The federal parliament’s long awaited response to the ALRC report more broadly will potentially have a significant impact on the litigation funding market in Australia. Until then, the current hybrid approach, pairing the current regulatory regime with judicial oversight appears to be working effectively, and appears to be avoiding unfair outcomes for participants while limiting excessive compliance burdens and costs for funders. In the class action context, notwithstanding the High Court’s constraints on the timing of when CFOs can be made, the adoption of the common fund doctrine has certainly improved fairness and equity between class members. It has also enabled funders to more efficiently consider the commercial viability of multiparty claims by decreasing the need to engage in costly and time-consuming client book-building.

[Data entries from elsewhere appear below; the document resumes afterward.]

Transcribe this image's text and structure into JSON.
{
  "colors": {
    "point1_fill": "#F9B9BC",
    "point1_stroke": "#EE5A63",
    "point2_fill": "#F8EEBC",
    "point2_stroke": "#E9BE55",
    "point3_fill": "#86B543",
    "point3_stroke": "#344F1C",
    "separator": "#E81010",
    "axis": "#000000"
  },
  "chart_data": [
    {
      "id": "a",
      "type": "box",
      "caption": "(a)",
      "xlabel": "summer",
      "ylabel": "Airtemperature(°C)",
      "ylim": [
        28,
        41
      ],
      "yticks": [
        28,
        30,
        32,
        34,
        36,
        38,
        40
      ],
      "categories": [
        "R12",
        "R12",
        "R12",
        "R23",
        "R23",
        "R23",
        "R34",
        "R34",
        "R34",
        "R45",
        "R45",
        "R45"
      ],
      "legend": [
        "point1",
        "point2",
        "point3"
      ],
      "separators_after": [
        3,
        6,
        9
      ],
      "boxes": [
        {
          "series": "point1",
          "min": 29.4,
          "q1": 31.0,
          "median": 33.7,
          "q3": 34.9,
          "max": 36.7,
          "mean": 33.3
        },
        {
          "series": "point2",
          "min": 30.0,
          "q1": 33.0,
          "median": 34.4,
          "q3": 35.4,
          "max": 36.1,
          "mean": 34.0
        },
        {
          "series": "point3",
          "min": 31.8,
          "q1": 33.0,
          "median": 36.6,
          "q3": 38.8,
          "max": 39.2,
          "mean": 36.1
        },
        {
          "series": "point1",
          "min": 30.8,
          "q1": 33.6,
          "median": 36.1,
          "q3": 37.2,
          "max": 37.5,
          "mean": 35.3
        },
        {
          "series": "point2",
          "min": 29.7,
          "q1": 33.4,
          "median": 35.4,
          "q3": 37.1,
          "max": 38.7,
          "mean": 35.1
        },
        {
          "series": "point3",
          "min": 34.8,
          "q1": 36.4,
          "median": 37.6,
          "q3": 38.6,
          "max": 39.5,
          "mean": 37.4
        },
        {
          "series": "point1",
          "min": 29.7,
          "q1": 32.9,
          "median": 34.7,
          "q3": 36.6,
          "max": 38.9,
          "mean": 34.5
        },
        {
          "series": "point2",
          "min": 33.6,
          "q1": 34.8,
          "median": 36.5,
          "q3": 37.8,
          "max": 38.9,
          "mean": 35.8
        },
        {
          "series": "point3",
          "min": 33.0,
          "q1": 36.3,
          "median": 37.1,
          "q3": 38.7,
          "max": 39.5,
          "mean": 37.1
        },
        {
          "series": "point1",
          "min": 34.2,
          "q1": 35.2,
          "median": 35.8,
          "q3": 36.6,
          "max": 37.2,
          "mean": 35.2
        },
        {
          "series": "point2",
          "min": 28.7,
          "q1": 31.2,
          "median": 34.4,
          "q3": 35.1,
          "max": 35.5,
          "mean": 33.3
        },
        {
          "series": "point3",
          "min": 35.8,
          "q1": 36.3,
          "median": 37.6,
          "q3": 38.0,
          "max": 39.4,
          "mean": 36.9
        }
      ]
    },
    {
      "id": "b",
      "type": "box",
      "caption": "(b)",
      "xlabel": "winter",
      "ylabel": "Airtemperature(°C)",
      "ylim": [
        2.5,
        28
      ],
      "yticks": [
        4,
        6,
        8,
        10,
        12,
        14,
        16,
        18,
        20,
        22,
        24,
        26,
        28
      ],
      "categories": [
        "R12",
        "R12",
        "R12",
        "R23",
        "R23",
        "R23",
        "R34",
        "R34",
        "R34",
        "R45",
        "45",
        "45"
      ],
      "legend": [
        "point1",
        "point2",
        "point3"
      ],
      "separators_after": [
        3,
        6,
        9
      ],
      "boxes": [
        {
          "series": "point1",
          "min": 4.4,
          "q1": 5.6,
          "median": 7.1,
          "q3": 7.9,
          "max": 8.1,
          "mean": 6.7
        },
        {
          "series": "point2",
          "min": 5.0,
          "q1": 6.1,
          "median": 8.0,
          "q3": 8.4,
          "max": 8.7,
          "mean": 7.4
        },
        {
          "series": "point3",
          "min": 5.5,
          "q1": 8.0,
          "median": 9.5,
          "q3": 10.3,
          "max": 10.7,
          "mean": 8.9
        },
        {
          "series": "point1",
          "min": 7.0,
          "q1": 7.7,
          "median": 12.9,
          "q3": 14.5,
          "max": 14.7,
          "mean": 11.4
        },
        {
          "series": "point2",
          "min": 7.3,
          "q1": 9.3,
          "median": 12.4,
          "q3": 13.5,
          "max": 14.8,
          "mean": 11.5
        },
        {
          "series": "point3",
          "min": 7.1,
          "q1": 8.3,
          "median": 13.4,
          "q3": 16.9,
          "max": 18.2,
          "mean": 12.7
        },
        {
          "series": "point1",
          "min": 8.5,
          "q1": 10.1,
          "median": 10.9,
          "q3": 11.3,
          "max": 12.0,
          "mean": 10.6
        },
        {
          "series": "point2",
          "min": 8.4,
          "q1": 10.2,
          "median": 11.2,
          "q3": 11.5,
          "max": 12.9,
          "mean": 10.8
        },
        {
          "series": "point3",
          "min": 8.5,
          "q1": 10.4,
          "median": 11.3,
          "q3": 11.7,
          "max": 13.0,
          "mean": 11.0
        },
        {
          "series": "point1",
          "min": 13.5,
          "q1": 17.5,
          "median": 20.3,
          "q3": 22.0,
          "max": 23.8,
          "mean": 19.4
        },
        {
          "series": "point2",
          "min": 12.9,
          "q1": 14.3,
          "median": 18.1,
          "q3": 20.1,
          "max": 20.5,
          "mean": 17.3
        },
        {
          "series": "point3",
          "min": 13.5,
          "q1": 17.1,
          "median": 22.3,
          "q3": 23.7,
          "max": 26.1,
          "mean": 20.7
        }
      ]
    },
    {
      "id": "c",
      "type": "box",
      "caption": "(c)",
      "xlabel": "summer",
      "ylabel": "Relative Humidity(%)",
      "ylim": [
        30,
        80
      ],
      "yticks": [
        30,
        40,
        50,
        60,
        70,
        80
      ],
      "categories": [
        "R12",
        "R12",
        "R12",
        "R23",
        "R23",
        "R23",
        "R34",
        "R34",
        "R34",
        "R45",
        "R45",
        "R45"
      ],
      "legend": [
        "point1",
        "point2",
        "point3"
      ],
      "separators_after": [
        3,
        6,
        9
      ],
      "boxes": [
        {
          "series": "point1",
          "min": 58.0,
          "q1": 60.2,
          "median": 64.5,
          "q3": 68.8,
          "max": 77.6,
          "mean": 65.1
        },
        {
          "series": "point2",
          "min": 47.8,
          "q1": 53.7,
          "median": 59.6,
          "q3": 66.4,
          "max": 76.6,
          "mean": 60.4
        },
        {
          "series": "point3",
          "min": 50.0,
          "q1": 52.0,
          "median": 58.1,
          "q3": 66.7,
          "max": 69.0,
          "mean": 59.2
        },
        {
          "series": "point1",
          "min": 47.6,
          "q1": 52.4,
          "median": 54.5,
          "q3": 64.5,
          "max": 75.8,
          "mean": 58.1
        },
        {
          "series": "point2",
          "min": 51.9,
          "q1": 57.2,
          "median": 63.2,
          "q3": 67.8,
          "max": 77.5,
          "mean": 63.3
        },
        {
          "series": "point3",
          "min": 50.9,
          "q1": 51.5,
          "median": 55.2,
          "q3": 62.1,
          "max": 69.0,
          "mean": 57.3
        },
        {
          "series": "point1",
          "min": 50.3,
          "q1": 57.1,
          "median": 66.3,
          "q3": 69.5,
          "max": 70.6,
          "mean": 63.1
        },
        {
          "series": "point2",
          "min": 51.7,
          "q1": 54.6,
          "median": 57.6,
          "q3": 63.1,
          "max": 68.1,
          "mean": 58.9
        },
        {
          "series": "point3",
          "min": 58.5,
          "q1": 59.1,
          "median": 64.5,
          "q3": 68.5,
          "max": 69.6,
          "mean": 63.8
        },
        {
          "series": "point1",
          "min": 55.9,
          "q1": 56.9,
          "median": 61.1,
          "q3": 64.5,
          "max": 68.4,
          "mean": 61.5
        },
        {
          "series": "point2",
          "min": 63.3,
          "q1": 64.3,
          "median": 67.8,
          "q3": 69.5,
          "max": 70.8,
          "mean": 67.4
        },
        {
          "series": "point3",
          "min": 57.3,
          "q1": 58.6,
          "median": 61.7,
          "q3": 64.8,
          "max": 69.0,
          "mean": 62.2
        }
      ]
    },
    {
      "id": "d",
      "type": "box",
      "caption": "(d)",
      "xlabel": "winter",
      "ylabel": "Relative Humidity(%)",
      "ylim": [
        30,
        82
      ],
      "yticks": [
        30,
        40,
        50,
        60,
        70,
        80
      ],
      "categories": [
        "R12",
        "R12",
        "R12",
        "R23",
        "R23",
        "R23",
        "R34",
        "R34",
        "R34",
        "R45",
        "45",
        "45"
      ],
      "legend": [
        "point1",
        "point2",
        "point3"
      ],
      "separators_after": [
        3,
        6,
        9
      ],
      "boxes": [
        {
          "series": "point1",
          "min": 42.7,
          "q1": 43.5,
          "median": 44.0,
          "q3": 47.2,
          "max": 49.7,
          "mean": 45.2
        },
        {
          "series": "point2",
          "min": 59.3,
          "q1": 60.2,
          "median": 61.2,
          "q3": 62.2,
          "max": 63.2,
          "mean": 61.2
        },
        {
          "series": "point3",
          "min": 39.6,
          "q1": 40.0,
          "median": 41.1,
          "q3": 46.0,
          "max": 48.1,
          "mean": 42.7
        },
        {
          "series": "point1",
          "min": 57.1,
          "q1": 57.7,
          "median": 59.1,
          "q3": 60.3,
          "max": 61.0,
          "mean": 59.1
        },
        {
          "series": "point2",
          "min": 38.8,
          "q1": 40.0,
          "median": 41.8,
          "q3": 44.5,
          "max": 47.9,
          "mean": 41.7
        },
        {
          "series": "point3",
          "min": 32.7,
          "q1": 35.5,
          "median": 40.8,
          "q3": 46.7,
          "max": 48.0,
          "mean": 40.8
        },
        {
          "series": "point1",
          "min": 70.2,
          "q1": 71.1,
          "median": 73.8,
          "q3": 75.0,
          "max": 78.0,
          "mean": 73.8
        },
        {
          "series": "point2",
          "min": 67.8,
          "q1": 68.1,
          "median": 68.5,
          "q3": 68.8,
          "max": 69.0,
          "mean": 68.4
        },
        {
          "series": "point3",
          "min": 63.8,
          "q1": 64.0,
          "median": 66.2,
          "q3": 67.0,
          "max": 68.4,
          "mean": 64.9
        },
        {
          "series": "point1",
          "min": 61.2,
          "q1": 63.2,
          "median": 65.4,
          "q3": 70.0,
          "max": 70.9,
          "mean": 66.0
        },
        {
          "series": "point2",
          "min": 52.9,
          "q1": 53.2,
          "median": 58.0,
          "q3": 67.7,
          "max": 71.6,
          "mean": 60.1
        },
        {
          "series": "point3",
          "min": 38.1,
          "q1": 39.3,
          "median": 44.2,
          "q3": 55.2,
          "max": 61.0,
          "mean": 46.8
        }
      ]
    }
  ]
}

In terms of other regulatory reform, this does not appear to be a priority for federal or state governments at present. The courts are taking a more active approach to the management of their own processes in respect of litigation funding, setting parameters and expectations by which litigation funding are permitted to operate within the justice system. As a general proposition, the authors consider that incremental developments in the common law should ordinarily be favoured over the blunt tools of legislative intervention, unless a clear case for intervention is warranted. As Justice Beach observed in McKay Super Solutions Pty Ltd (Trustee) v Bellamy’s Australia Ltd:
Trial judges need flexible tools to regulate these funding arrangements and to tailor solutions to each individual case. And preferably that regulation should take place closer to the outset of proceedings rather than at the other end, particularly where competing class actions are in play.288
Finally, in considering the regulatory pathway ahead it is worth reflecting on the objectives outlined in the second reading speech for the introduction of Australia’s class actions regime made back in 1992. During that period, the (then) Attorney General, the Honourable Michael Duffy, said:
… the new procedure will enhance access to justice, reduce the cost of proceedings, and promote efficiency in the use of court resources.289
Borrowing from these noble objectives, espoused over 30 years ago, the evolving regulatory environment for litigation funding in Australia has now settled at a pragmatic, evidence-based and workable regime for litigation funders and claimants alike, which does enhance access to justice. Having entered a period of regulatory stability and judicial clarity, litigation funding should continue to offer options for better access to justice in Australia in the years ahead.